The Internet's had some great successes on behalf of Barack Obama. But net-savvy Democrats are being beaten by the simplest of all online technologies, and nobody to my knowledge is designing a response.
Building on models like MoveOn to Facebook, the Obama campaign and its supporters have raised huge sums of money and built impressive virtual organizations in support of his candidacy. Groups like ActBlue have created fundraising clearinghouses, which bloggers like Howie Klein, Jane Hamsher, Digby and Crooks and Liars have in turn used to create effective fundraising tools for Congressional Democrats.
With all this expertise, digital campaigning should be asymmetrical warfare. After all, these forces are lined up against a candidate who seems to resent newfangled contraptions like computers. If God didn't want us to write with feather pens he wouldn't have made birds.
But the Right's winning one war: the email war. That could prove decisive. It would be ironic if, after all these innovations, Democrats were beaten by a tool that's so crude yet effective. Nothing to join, no links to follow: just read the email, hit "forward," and enter all your friends' names.
Case in point: I received the "Captain Jeffrey Porter" email yesterday -- the one that says Obama snubbed the troops in Afghanistan -- even though its been discredited by the Army Times. Capt. Porter has admitted he was wrong and apologized. Still, emails like this one keep getting distributed anyway. Most recipients -- and many senders -- don't know these emails are false. They probably never will.
Emails have the added impact of appearing intimate, friendly, and truly "social." For example, read the header on this one, with its informality (complete with reassuringly casual errors):
Date: Tue, 29 Jul 2008 13:09:34 -0400
Subject: Fro my ex-soldier's wife
From: XXX XXX
Subject: ok, rare to get a fwd from me...so read it :)
To: 'XXXX XXXX'
Date: Tuesday, July 29, 2008, 9:16 AM
Hi all FYI--for what freedom is worth.
T------- and Jeff Porter are our friends who were in our ward when we
lived in Provo.
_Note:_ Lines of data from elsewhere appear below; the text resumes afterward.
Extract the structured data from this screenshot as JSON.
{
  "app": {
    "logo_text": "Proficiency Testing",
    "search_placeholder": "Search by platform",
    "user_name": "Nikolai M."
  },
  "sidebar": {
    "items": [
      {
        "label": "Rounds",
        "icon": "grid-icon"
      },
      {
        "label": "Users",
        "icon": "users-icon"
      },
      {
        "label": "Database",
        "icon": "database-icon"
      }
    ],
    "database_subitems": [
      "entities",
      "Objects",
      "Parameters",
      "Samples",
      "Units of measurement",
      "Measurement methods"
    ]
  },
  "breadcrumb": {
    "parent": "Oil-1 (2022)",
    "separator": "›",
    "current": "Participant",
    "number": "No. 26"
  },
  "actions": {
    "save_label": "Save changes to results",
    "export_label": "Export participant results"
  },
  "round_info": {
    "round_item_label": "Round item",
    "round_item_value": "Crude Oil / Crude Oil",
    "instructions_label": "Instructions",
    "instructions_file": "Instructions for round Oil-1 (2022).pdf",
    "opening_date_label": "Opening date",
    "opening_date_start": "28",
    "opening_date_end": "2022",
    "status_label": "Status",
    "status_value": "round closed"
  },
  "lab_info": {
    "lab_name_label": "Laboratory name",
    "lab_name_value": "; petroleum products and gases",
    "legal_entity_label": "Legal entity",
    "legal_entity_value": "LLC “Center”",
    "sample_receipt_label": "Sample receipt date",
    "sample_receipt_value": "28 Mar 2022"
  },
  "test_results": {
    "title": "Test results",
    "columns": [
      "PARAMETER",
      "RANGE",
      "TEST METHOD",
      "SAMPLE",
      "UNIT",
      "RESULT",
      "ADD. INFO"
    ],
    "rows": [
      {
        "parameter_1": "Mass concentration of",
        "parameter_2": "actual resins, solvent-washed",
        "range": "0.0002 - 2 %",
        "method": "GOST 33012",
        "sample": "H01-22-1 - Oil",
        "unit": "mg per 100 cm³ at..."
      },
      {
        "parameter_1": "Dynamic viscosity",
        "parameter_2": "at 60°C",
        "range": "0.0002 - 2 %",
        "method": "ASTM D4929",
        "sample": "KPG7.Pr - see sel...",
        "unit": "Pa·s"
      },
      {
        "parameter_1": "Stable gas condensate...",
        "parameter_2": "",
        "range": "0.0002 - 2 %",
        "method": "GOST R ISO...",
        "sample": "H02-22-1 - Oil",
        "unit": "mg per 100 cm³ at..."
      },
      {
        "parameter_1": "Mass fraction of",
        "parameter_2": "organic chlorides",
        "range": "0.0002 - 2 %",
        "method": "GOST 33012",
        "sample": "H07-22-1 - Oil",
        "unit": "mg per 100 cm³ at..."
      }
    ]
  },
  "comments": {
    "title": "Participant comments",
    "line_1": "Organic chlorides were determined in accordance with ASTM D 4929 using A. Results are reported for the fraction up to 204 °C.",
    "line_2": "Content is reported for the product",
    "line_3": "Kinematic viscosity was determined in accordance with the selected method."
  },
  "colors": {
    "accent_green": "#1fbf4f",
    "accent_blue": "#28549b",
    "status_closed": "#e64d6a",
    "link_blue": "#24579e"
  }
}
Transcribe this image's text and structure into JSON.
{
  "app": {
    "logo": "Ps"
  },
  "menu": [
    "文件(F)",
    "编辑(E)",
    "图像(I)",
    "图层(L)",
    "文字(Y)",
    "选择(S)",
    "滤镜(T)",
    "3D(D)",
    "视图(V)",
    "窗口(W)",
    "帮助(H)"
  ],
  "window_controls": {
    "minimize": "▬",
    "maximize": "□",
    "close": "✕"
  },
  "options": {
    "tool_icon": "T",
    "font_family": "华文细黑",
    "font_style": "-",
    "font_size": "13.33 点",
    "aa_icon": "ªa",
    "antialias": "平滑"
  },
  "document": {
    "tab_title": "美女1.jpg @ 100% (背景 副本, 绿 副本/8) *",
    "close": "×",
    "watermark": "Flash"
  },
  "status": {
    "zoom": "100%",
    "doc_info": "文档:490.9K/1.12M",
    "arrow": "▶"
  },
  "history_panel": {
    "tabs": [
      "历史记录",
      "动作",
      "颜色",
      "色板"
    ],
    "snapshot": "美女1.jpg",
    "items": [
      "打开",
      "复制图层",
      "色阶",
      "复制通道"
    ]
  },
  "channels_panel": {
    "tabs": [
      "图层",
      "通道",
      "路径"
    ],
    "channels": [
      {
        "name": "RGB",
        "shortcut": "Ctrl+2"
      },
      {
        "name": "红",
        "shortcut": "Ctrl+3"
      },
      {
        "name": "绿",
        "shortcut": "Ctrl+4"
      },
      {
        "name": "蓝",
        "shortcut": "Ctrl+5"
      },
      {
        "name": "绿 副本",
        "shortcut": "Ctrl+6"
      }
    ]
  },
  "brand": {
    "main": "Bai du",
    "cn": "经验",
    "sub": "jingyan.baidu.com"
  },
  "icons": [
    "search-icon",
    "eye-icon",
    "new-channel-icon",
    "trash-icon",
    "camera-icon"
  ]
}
They now live in Virginia.
I don't know each of your personal political convictions, and appologize
if anyone finds this offensive. I thought it was important enough to
share. This is Jeff's first hand view of Senator Obama.
A copy of the now-discredited email then follows. I've received quite a few others, too. Several are blatantly racist "jokes" that have Obama speaking in an Amos-and-Andy dialect. A few others have been targeted toward Jewish recipients, sent by people who know my Jewish background. These emails include "guilt by association" articles by right-wing smear artist Debbie Schlussel -- "Obama knows a guy who knows a guy who met Louis Farrakhan's mother," that sort of thing -- as well as the usual "he really is a Muslim but won't tell you" stuff.
There's an organizational lesson to be learned here -- one that should be studied by political researchers, consultants, and campaign managers.
The Jewish-targeted emails I've received are an especially interesting lesson. Without any social networking technology, these emails are successfully being custom-designed for a specific demographic group. Then they're delivered to that group in a targeted way, using only the pre-digital power of existing social relationships. After the Debbie Schlussels of the world write the content, members of any number of social networks (Jewish, Christian, business-oriented, etc.) go to work on an all-volunteer basis. And it only takes a minute to do your part ....
Email: It's a digital pyramid scheme, with words instead of money as the currency. it's hard to beat the logarithmic power of multiplying the number of all your friends by the number of all their friends, and all their friends' friends ... ad infinitum. And so easy to do! Why, even John McCain could learn. (He could get one of those pre-recorded courses they sell on late-night TV. You know ... "How to Use a PC" by The Computer Professor, that sort of thing ...)
How should Democrats and the Left respond? They can hit "reply all" and send a debunking note, as I do. But that's a defensive play, a tiny holding action. There's no overall email strategy, or even a counter-strategy to what's being done now. There are only questions: Is the right response for Democrats to send their own emails? Shouldn't they show a greater dedication to the truth than these right-wing emailers do? But if they do that, won't they be much less effective?
Ethical Democrats wouldn't feel very good about being part of an email army that floods the nation with tales of Vicki Iseman or the Keating Five. But if not that, then what? Maybe someone can kick-start some discussions about the political email wars: what's happening, who's losing, and what can be done to turn it around. There should be a way to use the power of emails more effectively without compromising basic ethical principles.